Curiosamente Raimi e Koepp também beberam na fonte da editora concorrente da Marvel, a DC: a história presta reverência ao filme dos filmes de super-heróis: Superman (1978), de Richard Donner. Vemos Peter Parker abrindo a camisa com o uniforme do Cabeça de Teia aparecendo tal qual víamos Clark Kent antes de se transformar no Último Filho de Krypton. Há, até, uma brincadeira com a famosa frase: “É um pássaro, é um avião?…”. Prova de que o clássico estrelado por Christopher Reeve no fim dos anos 1970 é o filme definitivo, a enciclopédia, o “bê-á-bá” dos super-heróis nas telonas. Os irmãos Russo diriam que se inspiraram nele para criar suas superproduções da Marvel e Patty Jenkins praticamente repetiu seu roteiro em Mulher-Maravilha (2017). Quando bem adaptado ao seu tempo, aquele Superman nos pega de jeito. Bryan Singer não soube fazer essa atualização em seu Superman, o Retorno (2006).
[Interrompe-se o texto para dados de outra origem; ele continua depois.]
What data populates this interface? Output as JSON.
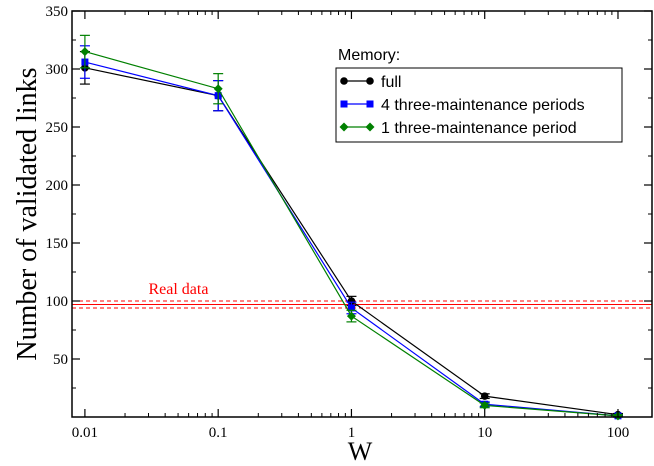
{
  "chart_data": {
    "type": "line",
    "xlabel": "W",
    "ylabel": "Number of validated links",
    "x_scale": "log",
    "xlim": [
      0.008,
      180
    ],
    "ylim": [
      0,
      350
    ],
    "x_ticks": [
      0.01,
      0.1,
      1,
      10,
      100
    ],
    "x_tick_labels": [
      "0.01",
      "0.1",
      "1",
      "10",
      "100"
    ],
    "y_ticks": [
      50,
      100,
      150,
      200,
      250,
      300,
      350
    ],
    "y_tick_labels": [
      "50",
      "100",
      "150",
      "200",
      "250",
      "300",
      "350"
    ],
    "legend_title": "Memory:",
    "legend_position": "top-right",
    "series": [
      {
        "name": "full",
        "color": "#000000",
        "marker": "circle",
        "x": [
          0.01,
          0.1,
          1,
          10,
          100
        ],
        "y": [
          301,
          277,
          100,
          18,
          2
        ],
        "yerr": [
          14,
          13,
          4,
          2,
          1
        ]
      },
      {
        "name": "4 three-maintenance periods",
        "color": "#0000ff",
        "marker": "square",
        "x": [
          0.01,
          0.1,
          1,
          10,
          100
        ],
        "y": [
          306,
          277,
          94,
          11,
          1
        ],
        "yerr": [
          14,
          13,
          5,
          2,
          1
        ]
      },
      {
        "name": "1 three-maintenance period",
        "color": "#008000",
        "marker": "diamond",
        "x": [
          0.01,
          0.1,
          1,
          10,
          100
        ],
        "y": [
          315,
          283,
          87,
          10,
          1
        ],
        "yerr": [
          14,
          13,
          5,
          2,
          1
        ]
      }
    ],
    "reference": {
      "label": "Real data",
      "color": "#ff0000",
      "value": 97,
      "band": [
        94,
        100
      ]
    }
  }
}
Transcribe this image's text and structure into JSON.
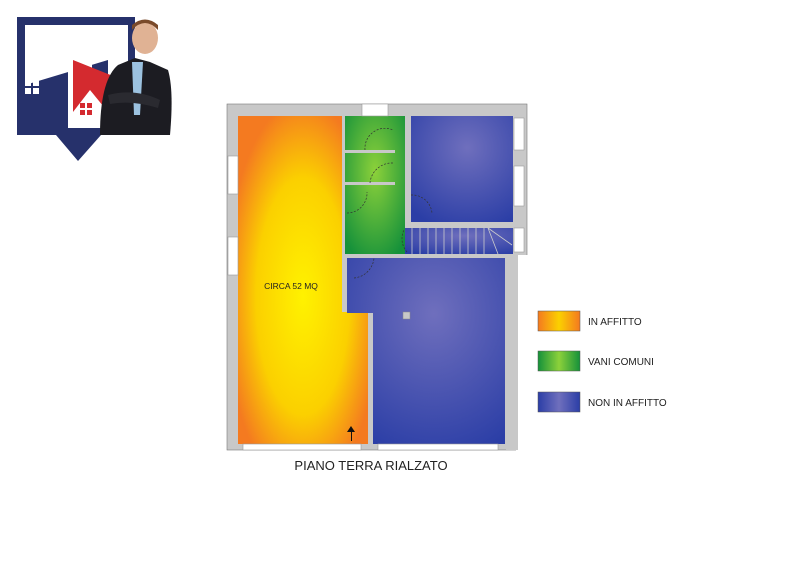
{
  "plan": {
    "room_label": "CIRCA 52 MQ",
    "floor_title": "PIANO TERRA RIALZATO"
  },
  "legend": [
    {
      "label": "IN AFFITTO",
      "color": "#f7a21b"
    },
    {
      "label": "VANI COMUNI",
      "color": "#3aae3a"
    },
    {
      "label": "NON IN AFFITTO",
      "color": "#4a55b5"
    }
  ],
  "colors": {
    "logo_navy": "#26316b",
    "logo_red": "#d42a2f",
    "wall_grey": "#c8c8c8"
  }
}
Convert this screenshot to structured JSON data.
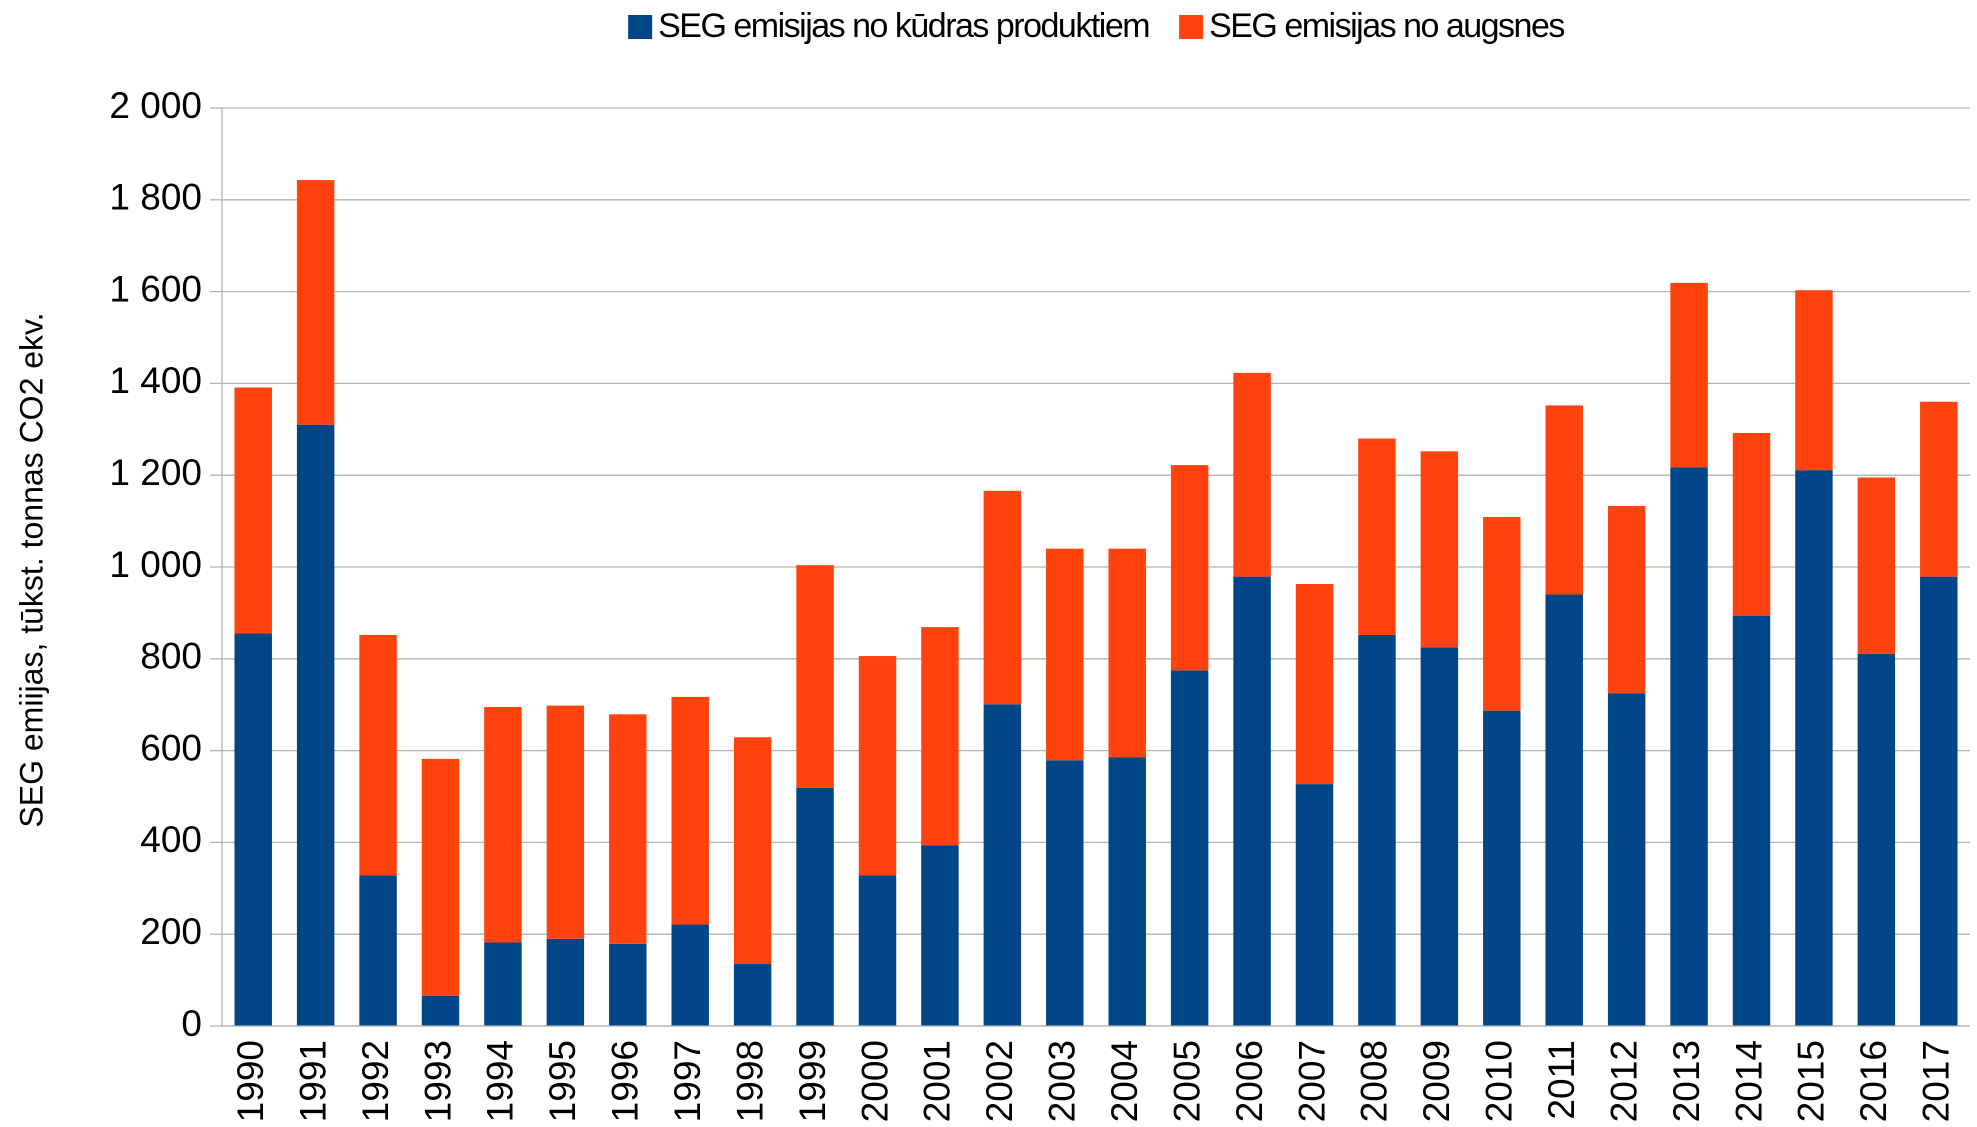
{
  "chart_data": {
    "type": "stacked_bar",
    "y_label": "SEG emiijas, tūkst. tonnas CO2 ekv.",
    "categories": [
      "1990",
      "1991",
      "1992",
      "1993",
      "1994",
      "1995",
      "1996",
      "1997",
      "1998",
      "1999",
      "2000",
      "2001",
      "2002",
      "2003",
      "2004",
      "2005",
      "2006",
      "2007",
      "2008",
      "2009",
      "2010",
      "2011",
      "2012",
      "2013",
      "2014",
      "2015",
      "2016",
      "2017"
    ],
    "series": [
      {
        "name": "SEG emisijas no kūdras produktiem",
        "color": "#004586",
        "values": [
          855,
          1310,
          328,
          66,
          182,
          190,
          179,
          221,
          135,
          519,
          328,
          394,
          701,
          579,
          585,
          775,
          979,
          527,
          852,
          825,
          687,
          940,
          725,
          1217,
          894,
          1211,
          811,
          979
        ]
      },
      {
        "name": "SEG emisijas no augsnes",
        "color": "#ff420e",
        "values": [
          536,
          533,
          524,
          516,
          513,
          508,
          500,
          496,
          494,
          485,
          478,
          475,
          465,
          461,
          455,
          447,
          444,
          436,
          428,
          427,
          422,
          412,
          408,
          402,
          398,
          392,
          384,
          381
        ]
      }
    ],
    "ylim": [
      0,
      2000
    ],
    "yticks": [
      0,
      200,
      400,
      600,
      800,
      {
        "value": 1000,
        "label": "1 000"
      },
      {
        "value": 1200,
        "label": "1 200"
      },
      {
        "value": 1400,
        "label": "1 400"
      },
      {
        "value": 1600,
        "label": "1 600"
      },
      {
        "value": 1800,
        "label": "1 800"
      },
      {
        "value": 2000,
        "label": "2 000"
      }
    ],
    "grid": true,
    "legend": "top"
  }
}
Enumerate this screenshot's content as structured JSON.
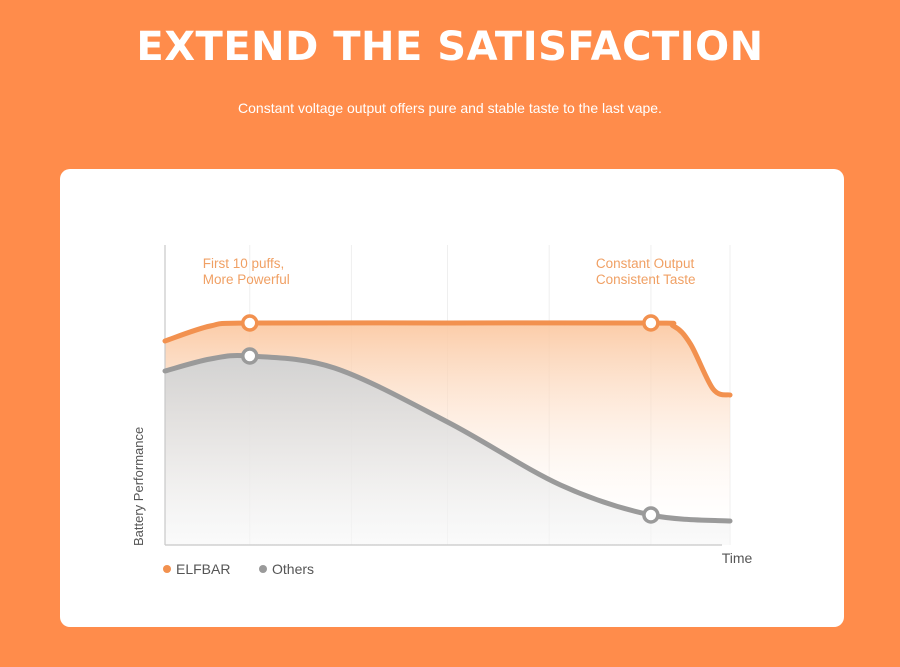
{
  "header": {
    "title": "EXTEND THE SATISFACTION",
    "subtitle": "Constant voltage output offers pure and stable taste to the last vape."
  },
  "colors": {
    "background": "#FF8C4B",
    "card": "#FFFFFF",
    "elfbar": "#F2914F",
    "others": "#9A9A9A",
    "annotation": "#F0A064",
    "axis": "#C8C8C8",
    "gridline": "#EEEEEE"
  },
  "chart_data": {
    "type": "line",
    "title": "",
    "xlabel": "Time",
    "ylabel": "Battery Performance",
    "xlim": [
      0,
      100
    ],
    "ylim": [
      0,
      100
    ],
    "grid": true,
    "legend_position": "bottom-left",
    "annotations": [
      {
        "line1": "First 10 puffs,",
        "line2": "More Powerful",
        "x": 15
      },
      {
        "line1": "Constant Output",
        "line2": "Consistent Taste",
        "x": 86
      }
    ],
    "series": [
      {
        "name": "ELFBAR",
        "color": "#F2914F",
        "points": [
          [
            0,
            68
          ],
          [
            8,
            73
          ],
          [
            15,
            74
          ],
          [
            50,
            74
          ],
          [
            86,
            74
          ],
          [
            90,
            73
          ],
          [
            93,
            67
          ],
          [
            97,
            52
          ],
          [
            100,
            50
          ]
        ],
        "markers": [
          [
            15,
            74
          ],
          [
            86,
            74
          ]
        ]
      },
      {
        "name": "Others",
        "color": "#9A9A9A",
        "points": [
          [
            0,
            58
          ],
          [
            8,
            62
          ],
          [
            15,
            63
          ],
          [
            30,
            59
          ],
          [
            50,
            41
          ],
          [
            70,
            20
          ],
          [
            86,
            10
          ],
          [
            100,
            8
          ]
        ],
        "markers": [
          [
            15,
            63
          ],
          [
            86,
            10
          ]
        ]
      }
    ]
  }
}
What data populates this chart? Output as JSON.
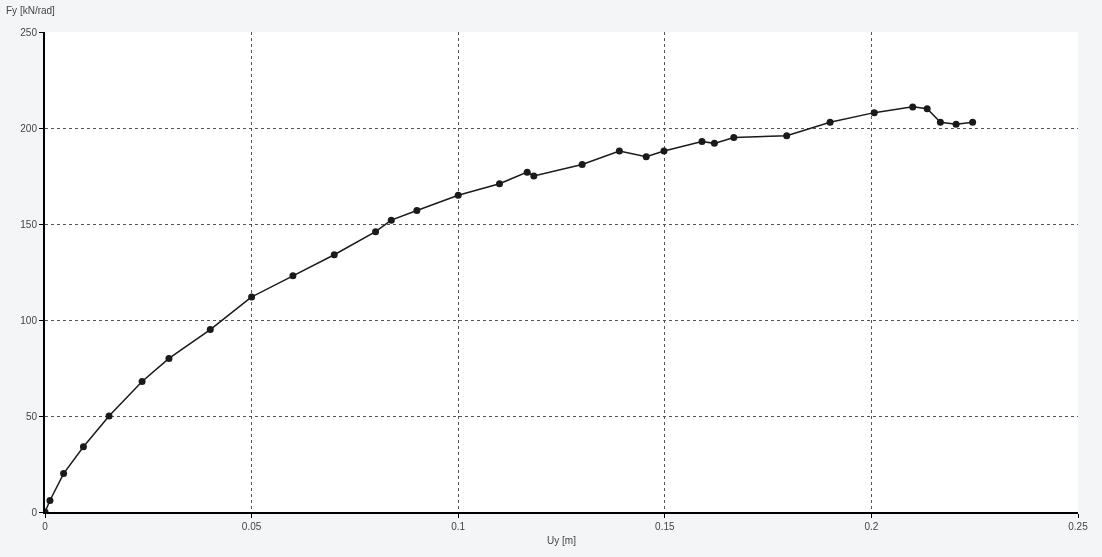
{
  "chart_data": {
    "type": "line",
    "xlabel": "Uy [m]",
    "ylabel": "Fy [kN/rad]",
    "x": [
      0,
      0.0012,
      0.0045,
      0.0093,
      0.0155,
      0.0235,
      0.03,
      0.04,
      0.05,
      0.06,
      0.07,
      0.08,
      0.0838,
      0.09,
      0.1,
      0.11,
      0.1167,
      0.1183,
      0.13,
      0.139,
      0.1455,
      0.1498,
      0.159,
      0.162,
      0.1667,
      0.1795,
      0.19,
      0.2007,
      0.21,
      0.2135,
      0.2167,
      0.2205,
      0.2245
    ],
    "series": [
      {
        "color": "#1a1a1a",
        "values": [
          0,
          6,
          20,
          34,
          50,
          68,
          80,
          95,
          112,
          123,
          134,
          146,
          152,
          157,
          165,
          171,
          177,
          175,
          181,
          188,
          185,
          188,
          193,
          192,
          195,
          196,
          203,
          208,
          211,
          210,
          203,
          202,
          203
        ]
      }
    ],
    "xlim": [
      0,
      0.25
    ],
    "xticks": [
      0,
      0.05,
      0.1,
      0.15,
      0.2,
      0.25
    ],
    "ylim": [
      0,
      250
    ],
    "yticks": [
      0,
      50,
      100,
      150,
      200,
      250
    ],
    "grid": true,
    "marker": "circle",
    "line_style": "solid"
  }
}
Não foi a primeira versão do Homem-Aranha em live action. Antes existiu a versão tosca protagonizada por Nicholas Hammond (um dos filhos do Capitão Von Trapp no clássico A Noviça Rebelde) em 13 episódios divididos em duas temporadas da rede CBS entre setembro de 1977 e julho de 1979. Cada história tinha uma hora de duração. Eram exibidas em dias e horários diferentes, como especiais. Foram lançadas, em outros países (Brasil inclusive), no formato de longa-metragem. São esquecíveis.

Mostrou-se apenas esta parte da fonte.